Rita Schwarzelühr-Sutter, Parlamentarische Staatssekretärin im BMUB und DBU Kuratoriumsvorsitzende, skizzierte eingangs der Tagung die Nachhaltig­keitsstrategie der Bundesregierung. Ziel sei es, die Decarbonisierung der Wirtschaft bis Ende des Jahrhunderts in allen Branchen und weltweit verwirklicht zu haben, sagte sie. Allein für diesen Prozess stelle die Bundesrepublik 10 Mrd. US-Dollar zur Verfügung. Das Leitbild der nachhaltigen Entwicklung gelte im Übrigen für sämtliche Ressorts und Felder von Politik, Wirtschaft und Zivilgesellschaft. Von besonderer Wichtigkeit sei es, die Zivilgesellschaft an dieser Entwicklung zu beteiligen, gerade um strittige Themen wie die Suffizienzfrage zu klären und den Rebound-Effekt möglichst auszuschalten. Nach Ansicht der Parlamentarischen Staatssekretärin gehört zur Nachhaltigkeit auch, über Produktions- und Konsummuster gleichermaßen nachzudenken: Der Hersteller bestimmt das Angebot, der Verbraucher die Nachfrage. Beide können und müssen ihren Beitrag in Sachen Nachhaltigkeit leisten. Schwarzelühr-Sutter bekräftigte in diesem Zusammenhang die Wichtigkeit, sich international für die Post-2015-Agenda zu engagieren und sich auf Nachhaltigkeitsziele (Sustainable Development Goals) zu verständigen. Als Chance dafür nannte sie die internationalen Konferenzen in diesem Jahr in New York zur Verabschiedung der Nachhaltigkeitsziele sowie in Paris zur UN-Klimakonferenz.

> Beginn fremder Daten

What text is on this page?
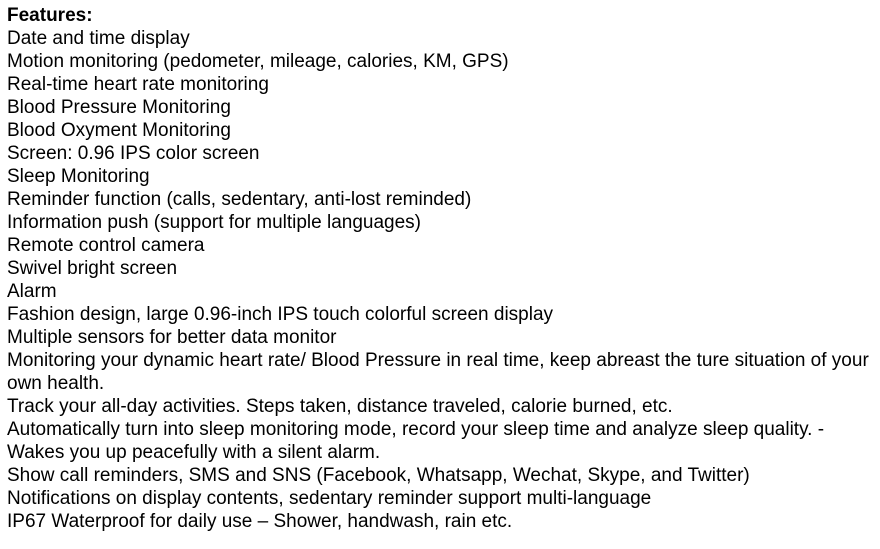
Features:
Date and time display
Motion monitoring (pedometer, mileage, calories, KM, GPS)
Real-time heart rate monitoring
Blood Pressure Monitoring
Blood Oxyment Monitoring
Screen: 0.96 IPS color screen
Sleep Monitoring
Reminder function (calls, sedentary, anti-lost reminded)
Information push (support for multiple languages)
Remote control camera
Swivel bright screen
Alarm
Fashion design, large 0.96-inch IPS touch colorful screen display
Multiple sensors for better data monitor
Monitoring your dynamic heart rate/ Blood Pressure in real time, keep abreast the ture situation of your own health.
Track your all-day activities. Steps taken, distance traveled, calorie burned, etc.
Automatically turn into sleep monitoring mode, record your sleep time and analyze sleep quality. - Wakes you up peacefully with a silent alarm.
Show call reminders, SMS and SNS (Facebook, Whatsapp, Wechat, Skype, and Twitter)
Notifications on display contents, sedentary reminder support multi-language
IP67 Waterproof for daily use – Shower, handwash, rain etc.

Prof. Dr. Dr. Franz-Josef Radermacher betonte in seinem Vortrag, dass sich die weltweiten Nachhaltigkeitsdefizite nur über eine Global Governance lösen ließen. Dazu müsste ein Geldfluss in Form einer Querfinanzierung von reichen zu armen Staaten von statten gehen.

Nach Darstellung von Prof. Dr. Matthias Finkbeiner gehe es im Kontext von Nachhaltigkeitsmethoden und -indikatoren zunächst darum, Einigkeit über die Schutzziele zu erlangen. Die Ökologie-Säule sei hier vergleichsweise weit entwickelt, die soziale Dimension hingegen stelle noch eine Herausforderung dar, völlig unklar seien Schutzziele bezüglich ökonomischer Fragestellungen. Sind die Schutzziele definiert, gelte es, wissenschaftlich robuste Methoden und Indikatoren zu entwickeln, die in einem belegbaren Wirkungsmechanismus in Bezug zu den Schutzzielen stehen. Eine möglichst faktenbasierte Bewertung von Nachhaltigkeit in globalen und heterogenen Wertschöpfungsnetzen sei eine komplexe Aufgabe, so Finkbeiner. Wissenschaftlich robuste Methoden bildeten diese Komplexität und Variabilität ab. Sie seien deshalb selbst nicht trivial und führten eher selten zu einfachen (manchmal auch politisch »unkorrekten«) Ergebnissen. Selbstverpflichtende Nachhaltigkeitsinitiativen stellten nach Finkbeiners Darstellungen eine Alternative zur aktuellen Schwäche der Global Governance dar.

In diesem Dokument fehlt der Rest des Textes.